Joe Dassin, le chant d’Orphée
- Benoit Gautier

- il y a 2 jours
- 3 min de lecture

Et je me souviens, je me souviens des marées hautes
Du soleil et du bonheur qui passaient sur la mer
Il y a une éternité, un siècle, il y a un an.
Toto Cutugno, Vito Pallavicini/Claude Lemesle, Pierre Delanoë
Dans la seconde moitié du XXe siècle, la télévision envahit en masse les maisons et la contamination des images fait son œuvre dans nos quotidiens, nos souvenirs. Aujourd’hui, l’écran devenu minuscule s’infiltre partout, vampirise nos cellules, pille notre âme.
Les chanteurs de variétés originaires du monde entier s’invitaient jadis à déjeuner chez les Français dès Midi Première avec Danièle Gilbert, puis à dîner avec Guy Lux, les Carpentier et Jacques Chancel l’intello. Parmi eux, un Américain au prénom de western qui sifflait sur la colline, roulait dans Paris à vélo, dépassait les autos avec Marie-Jeanne et les Dalton, se baladait sur les Champs-Élysées où « Au soleil, sous la pluie/À midi ou à minuit/Il y a tout ce que vous voulez ». Hymne cocorico repris à l’international.
Et si, en plein baby-boom, le chanteur de charme avait traversé le petit écran comme un héros de La Rose pourpre du Caire ? Et si, le temps d'un 45 tours, d’un fantasme lilliputien, Joe Dassin devenait Orphée en tuxedo blanc, Gulliver des désirs naissants ? Et si son corps se faisait territoire d’aventure pop culture ?...

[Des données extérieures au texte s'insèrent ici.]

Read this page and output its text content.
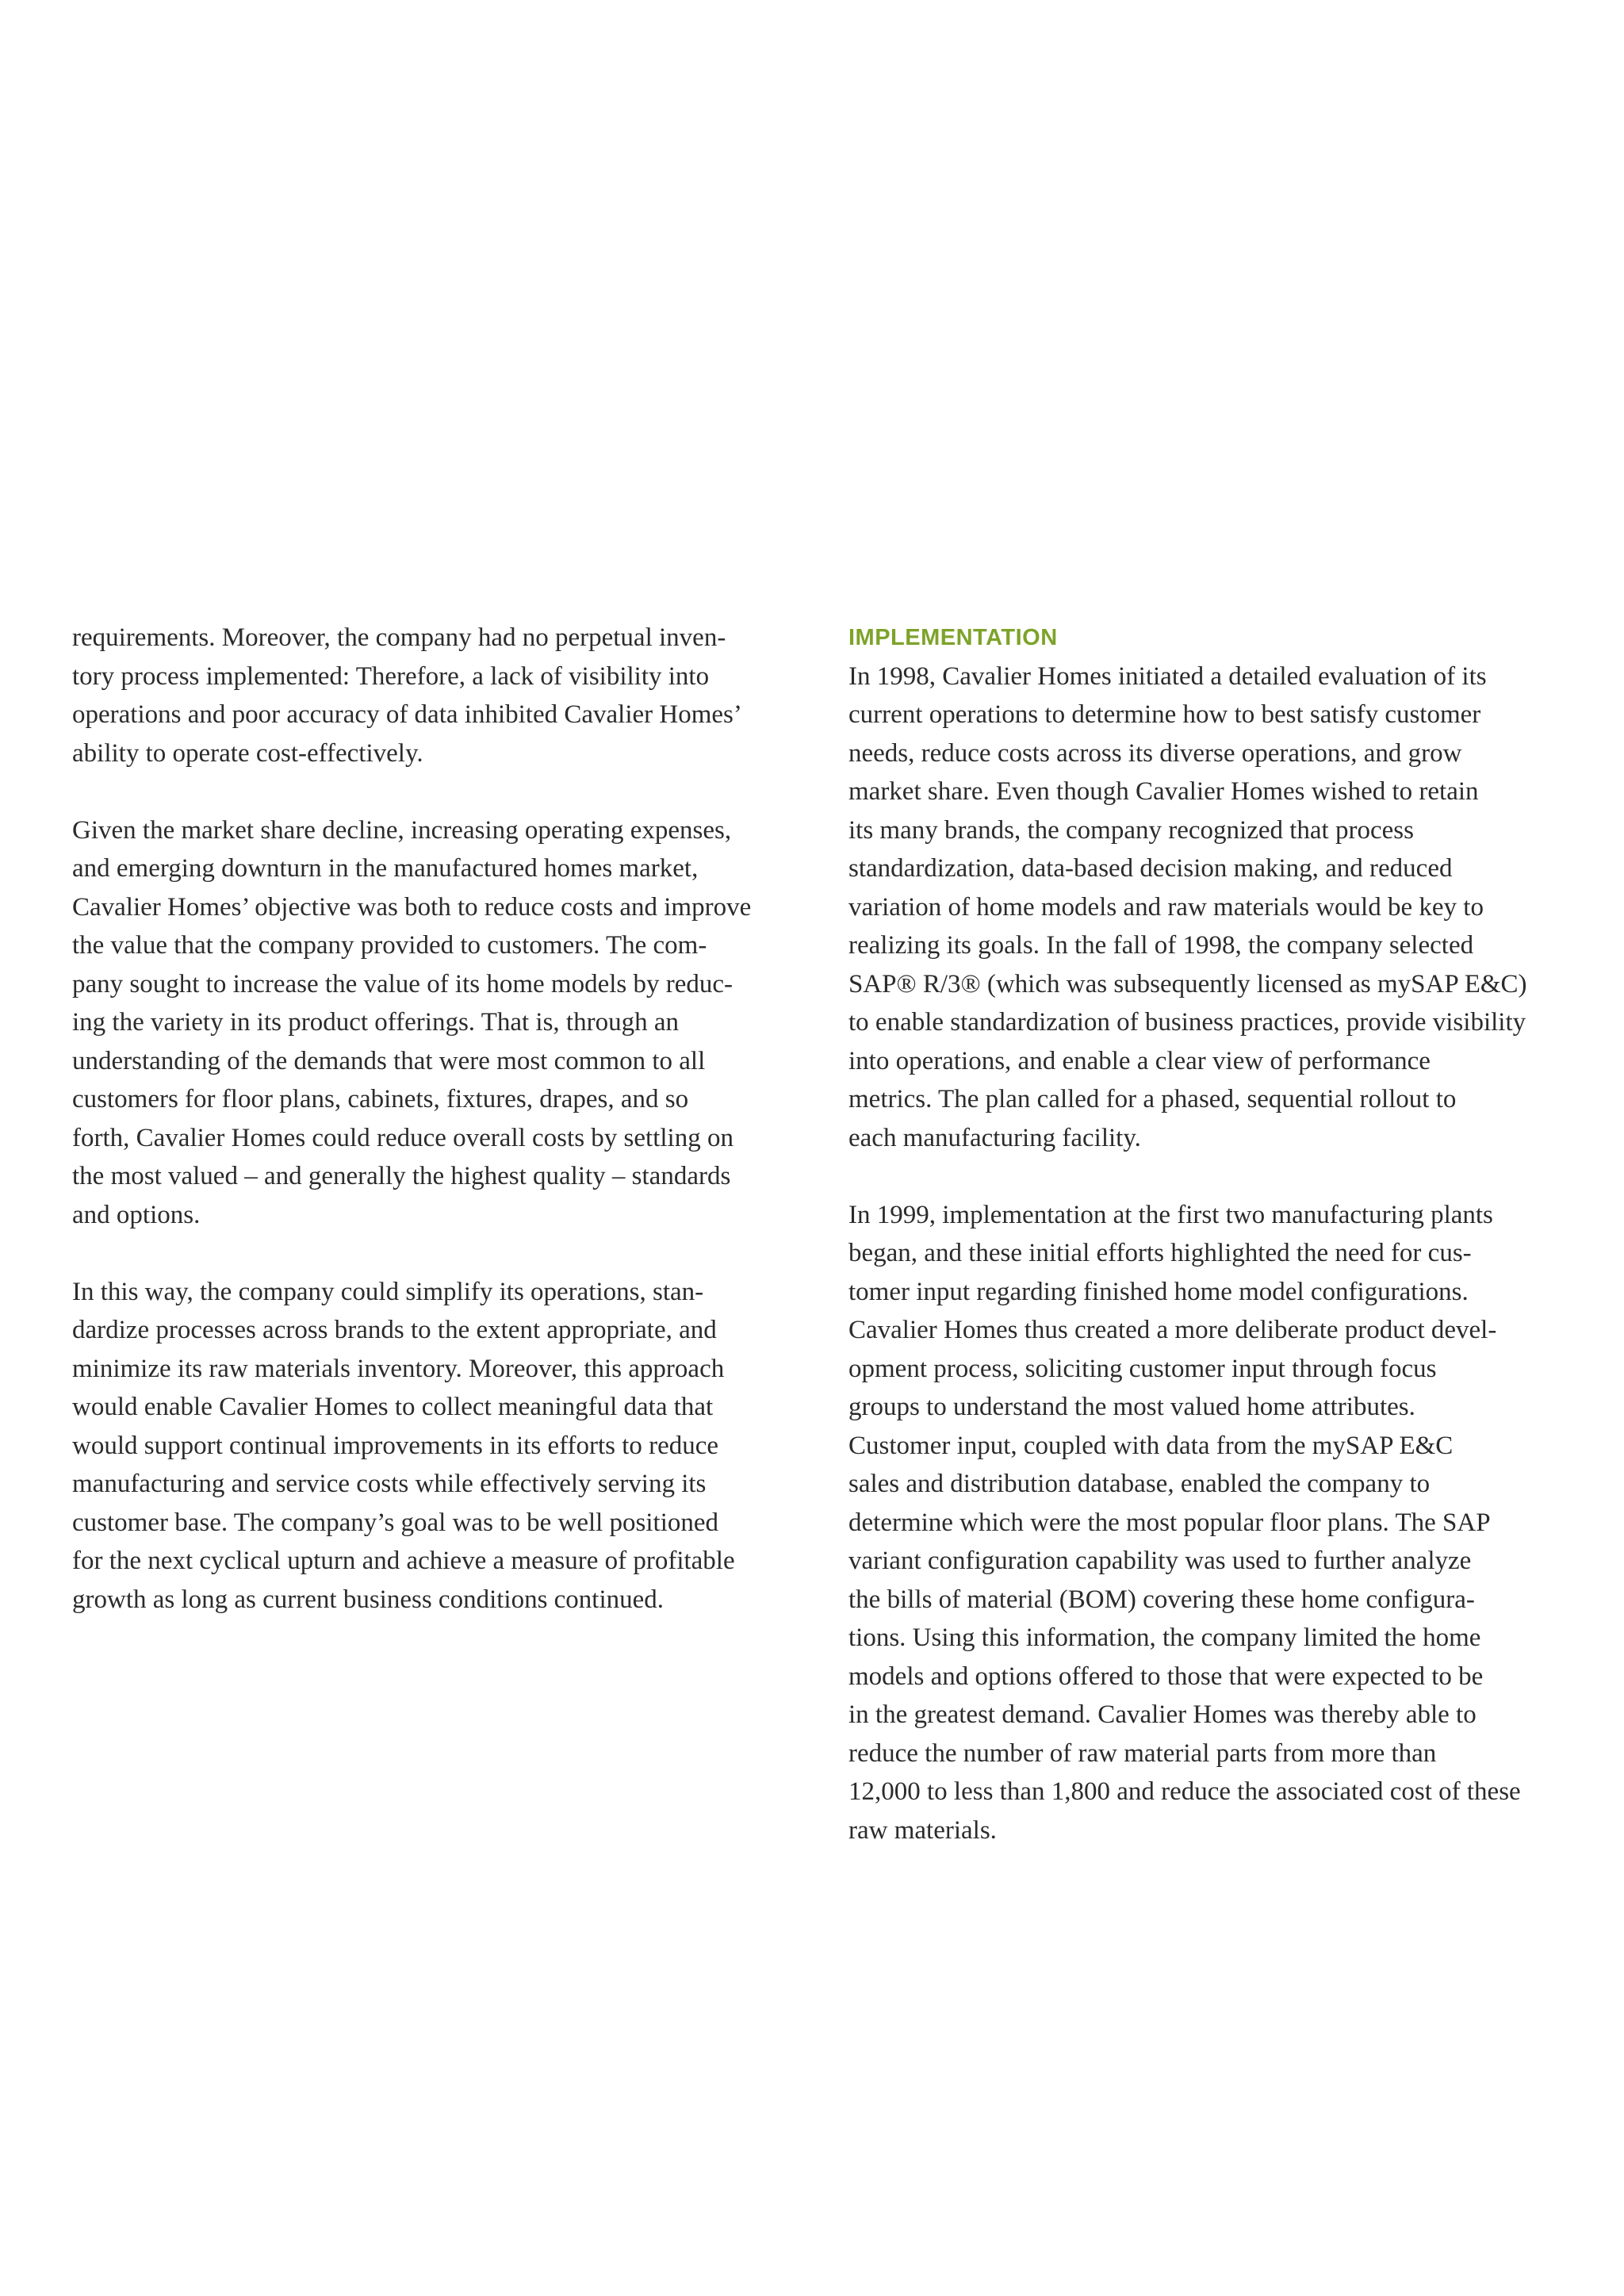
requirements. Moreover, the company had no perpetual inven-
tory process implemented: Therefore, a lack of visibility into
operations and poor accuracy of data inhibited Cavalier Homes’
ability to operate cost-effectively.
Given the market share decline, increasing operating expenses,
and emerging downturn in the manufactured homes market,
Cavalier Homes’ objective was both to reduce costs and improve
the value that the company provided to customers. The com-
pany sought to increase the value of its home models by reduc-
ing the variety in its product offerings. That is, through an
understanding of the demands that were most common to all
customers for floor plans, cabinets, fixtures, drapes, and so
forth, Cavalier Homes could reduce overall costs by settling on
the most valued – and generally the highest quality – standards
and options.
In this way, the company could simplify its operations, stan-
dardize processes across brands to the extent appropriate, and
minimize its raw materials inventory. Moreover, this approach
would enable Cavalier Homes to collect meaningful data that
would support continual improvements in its efforts to reduce
manufacturing and service costs while effectively serving its
customer base. The company’s goal was to be well positioned
for the next cyclical upturn and achieve a measure of profitable
growth as long as current business conditions continued.
IMPLEMENTATION
In 1998, Cavalier Homes initiated a detailed evaluation of its
current operations to determine how to best satisfy customer
needs, reduce costs across its diverse operations, and grow
market share. Even though Cavalier Homes wished to retain
its many brands, the company recognized that process
standardization, data-based decision making, and reduced
variation of home models and raw materials would be key to
realizing its goals. In the fall of 1998, the company selected
SAP® R/3® (which was subsequently licensed as mySAP E&C)
to enable standardization of business practices, provide visibility
into operations, and enable a clear view of performance
metrics. The plan called for a phased, sequential rollout to
each manufacturing facility.
In 1999, implementation at the first two manufacturing plants
began, and these initial efforts highlighted the need for cus-
tomer input regarding finished home model configurations.
Cavalier Homes thus created a more deliberate product devel-
opment process, soliciting customer input through focus
groups to understand the most valued home attributes.
Customer input, coupled with data from the mySAP E&C
sales and distribution database, enabled the company to
determine which were the most popular floor plans. The SAP
variant configuration capability was used to further analyze
the bills of material (BOM) covering these home configura-
tions. Using this information, the company limited the home
models and options offered to those that were expected to be
in the greatest demand. Cavalier Homes was thereby able to
reduce the number of raw material parts from more than
12,000 to less than 1,800 and reduce the associated cost of these
raw materials.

Trip initiatique qui rend hommage au fils du cinéaste Jules Dassin, beau-fils de Melina Mercouri. En 1980, il y a 45 ans, son cœur saturé de hit-parades et d’Olympia, lâche sous le soleil de Tahiti. Été presque indien pour le crooner et son slow aux 32 millions de streams qui fête, lui, ses 50 ans. Il y a un demi-siècle, une éternité.

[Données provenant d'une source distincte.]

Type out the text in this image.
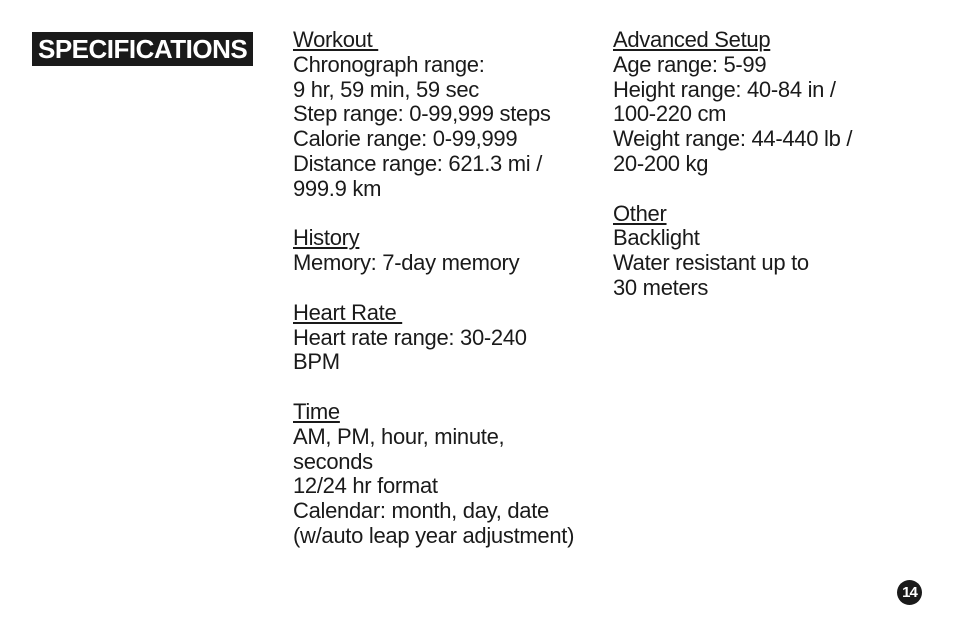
SPECIFICATIONS Workout
Chronograph range:
9 hr, 59 min, 59 sec
Step range: 0-99,999 steps
Calorie range: 0-99,999
Distance range: 621.3 mi /
999.9 km
History
Memory: 7-day memory
Heart Rate
Heart rate range: 30-240
BPM
Time
AM, PM, hour, minute,
seconds
12/24 hr format
Calendar: month, day, date
(w/auto leap year adjustment)
Advanced Setup
Age range: 5-99
Height range: 40-84 in /
100-220 cm
Weight range: 44-440 lb /
20-200 kg
Other
Backlight
Water resistant up to
30 meters
14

Hey Joe, te souviens-tu du film de Woody Allen La Rose pourpre du Caire ?… Les personnages traversent la toile et le cinéma envahit la vie. Telle ta voix chaude de baryton qui imbibait le petit écran de mes rêves mouillés. Ta peau épaisse, le crin de ton brushing et de tes rouflaquettes, le bleu de ton strabisme, l’ourlet de tes lèvres, tout ton visage aspergé par mes cartes de France !

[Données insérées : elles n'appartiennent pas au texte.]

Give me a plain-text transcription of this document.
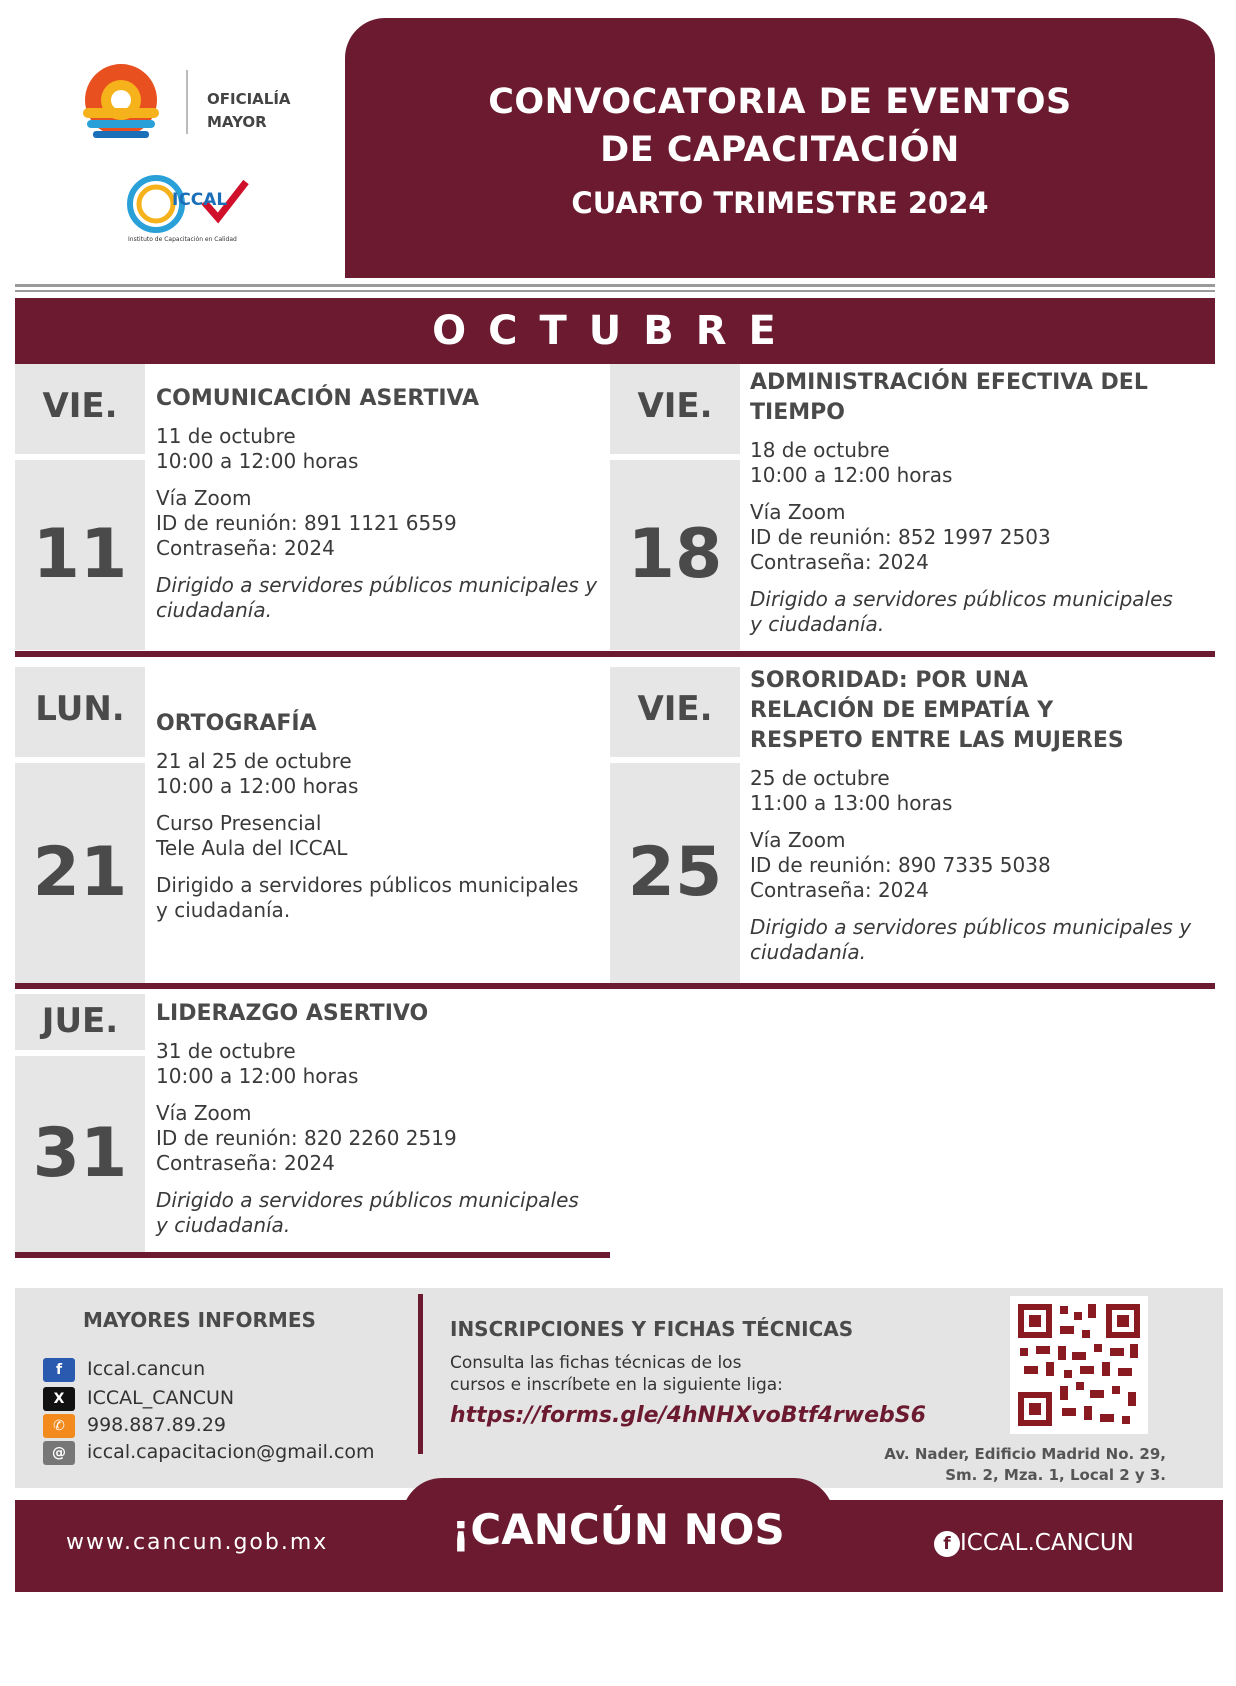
OFICIALÍA
MAYOR
ICCAL
Instituto de Capacitación en Calidad
CONVOCATORIA DE EVENTOS
DE CAPACITACIÓN
CUARTO TRIMESTRE 2024
OCTUBRE
VIE.
11
COMUNICACIÓN ASERTIVA
11 de octubre
10:00 a 12:00 horas
Vía Zoom
ID de reunión: 891 1121 6559
Contraseña: 2024
Dirigido a servidores públicos municipales y
ciudadanía.
VIE.
18
ADMINISTRACIÓN EFECTIVA DEL
TIEMPO
18 de octubre
10:00 a 12:00 horas
Vía Zoom
ID de reunión: 852 1997 2503
Contraseña: 2024
Dirigido a servidores públicos municipales
y ciudadanía.
LUN.
21
ORTOGRAFÍA
21 al 25 de octubre
10:00 a 12:00 horas
Curso Presencial
Tele Aula del ICCAL
Dirigido a servidores públicos municipales
y ciudadanía.
VIE.
25
SORORIDAD: POR UNA
RELACIÓN DE EMPATÍA Y
RESPETO ENTRE LAS MUJERES
25 de octubre
11:00 a 13:00 horas
Vía Zoom
ID de reunión: 890 7335 5038
Contraseña: 2024
Dirigido a servidores públicos municipales y
ciudadanía.
JUE.
31
LIDERAZGO ASERTIVO
31 de octubre
10:00 a 12:00 horas
Vía Zoom
ID de reunión: 820 2260 2519
Contraseña: 2024
Dirigido a servidores públicos municipales
y ciudadanía.
MAYORES INFORMES
f Iccal.cancun
X ICCAL_CANCUN
✆ 998.887.89.29
@ iccal.capacitacion@gmail.com
INSCRIPCIONES Y FICHAS TÉCNICAS
Consulta las fichas técnicas de los
cursos e inscríbete en la siguiente liga:
https://forms.gle/4hNHXvoBtf4rwebS6
Av. Nader, Edificio Madrid No. 29,
Sm. 2, Mza. 1, Local 2 y 3.
www.cancun.gob.mx	¡CANCÚN NOS UNE!
f ICCAL.CANCUN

Toi, le géant yankee aux épaules d’athlète, à la bosse dessinée dans l’entrejambe, bâton de belle taille moulé par le grain de poudre de tes smokings blancs, tu m’as tendu la main, moi, le Lilliputien enseveli sous des milliers de fans. Tu entonnais le dernier refrain de L’été indien, quand soudain ton bras s’est élancé dans ma direction, a percé en douceur la vitre cathodique, pénétré mon cadre de vie. Gulliver crooner, tu m’as pointé du doigt, je m’y suis accroché, et tu m’as fait entrer dans ton monde de paillettes. Tu as refermé ton poing sous les applaudissements, manqué de m’écraser. J’ai rampé sous le poignet de ta chemise en satin. Tu as levé le bras en guise de remerciements, m’as propulsé direct au creux de ton aisselle. Région humide où la transpiration et le déodorant en bombe rivalisaient de gaillardise.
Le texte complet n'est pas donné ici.